The other day I learnt why, and it’s the reason I included this story in the Lion and the Ranger series.
As I sat there with one of Roku’s key executives, and the one who had led our initiative in their company, he told me that after his graduate studies in the United States, he wanted to spend a year working in Africa so he went to live and teach in rural Tanzania. He could even speak fluent Swahili.
That was the connection!
We had a champion for Africa in the c-suite of one of the most important future companies in the media industry!
Wow, wow, wow!
He said he even follows me on Facebook. (I told you we have some very interesting #People of good will reading your comments!)
# Flashback: In 2014 I launched a program to invite young American graduates who had just completed their graduate studies to spend up to six months working for companies in Africa. We called it the Africa Business Fellowship (ABF). (http://www.africabusinessfellowship.com/)
As I explained to President Obama at the time: “When these guys return home, they will one day do business with us in Africa. If I walk into the c-suite of a major company in the US and the person running it has worked in Africa, you can be assured they’ll have a totally different mindset compared to someone who just visited as a tourist. We want business partners that take Africa seriously. I want to invest in that future.”

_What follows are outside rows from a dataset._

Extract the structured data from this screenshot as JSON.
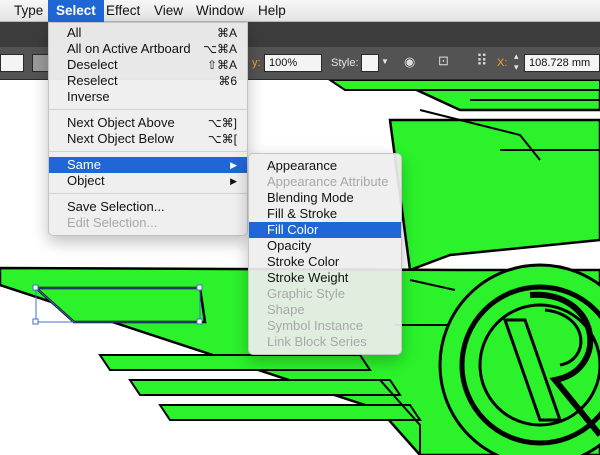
{
  "menubar": {
    "items": [
      {
        "label": "Type"
      },
      {
        "label": "Select"
      },
      {
        "label": "Effect"
      },
      {
        "label": "View"
      },
      {
        "label": "Window"
      },
      {
        "label": "Help"
      }
    ]
  },
  "control_bar": {
    "opacity_label": "y:",
    "opacity_value": "100%",
    "style_label": "Style:",
    "x_label": "X:",
    "x_value": "108.728 mm"
  },
  "select_menu": {
    "items": [
      {
        "label": "All",
        "shortcut": "⌘A"
      },
      {
        "label": "All on Active Artboard",
        "shortcut": "⌥⌘A"
      },
      {
        "label": "Deselect",
        "shortcut": "⇧⌘A"
      },
      {
        "label": "Reselect",
        "shortcut": "⌘6"
      },
      {
        "label": "Inverse",
        "shortcut": ""
      },
      {
        "label": "Next Object Above",
        "shortcut": "⌥⌘]"
      },
      {
        "label": "Next Object Below",
        "shortcut": "⌥⌘["
      },
      {
        "label": "Same",
        "shortcut": ""
      },
      {
        "label": "Object",
        "shortcut": ""
      },
      {
        "label": "Save Selection...",
        "shortcut": ""
      },
      {
        "label": "Edit Selection...",
        "shortcut": ""
      }
    ]
  },
  "same_submenu": {
    "items": [
      {
        "label": "Appearance"
      },
      {
        "label": "Appearance Attribute"
      },
      {
        "label": "Blending Mode"
      },
      {
        "label": "Fill & Stroke"
      },
      {
        "label": "Fill Color"
      },
      {
        "label": "Opacity"
      },
      {
        "label": "Stroke Color"
      },
      {
        "label": "Stroke Weight"
      },
      {
        "label": "Graphic Style"
      },
      {
        "label": "Shape"
      },
      {
        "label": "Symbol Instance"
      },
      {
        "label": "Link Block Series"
      }
    ]
  },
  "colors": {
    "menu_highlight": "#1f67d6",
    "artwork_fill": "#2bf22b",
    "artwork_stroke": "#000000",
    "selection": "#3f6fd6"
  },
  "icons": [
    "submenu-arrow-icon",
    "recolor-icon",
    "align-icon",
    "transform-grid-icon",
    "stepper-icon"
  ]
}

__In my long journey as an entrepreneur, I’d learned from experience that the people who give you an open door are those who have spent time on our continent. Even in China and Europe I had seen this.
After listening to me, President Obama heartily endorsed the program.
I then got in touch with some companies in Africa, and also identified two partners who now drive our ABF program: In the US, a group called Management Leadership for Tomorrow helps recruit our Fellows (https://ml4t.org/) and in Africa, the African Leadership Network helps identify companies where the Fellows are placed (http://africanleadershipnetwork.com/)
We’ve been receiving American graduates for the last two years. As I write today, several are working for companies throughout Africa!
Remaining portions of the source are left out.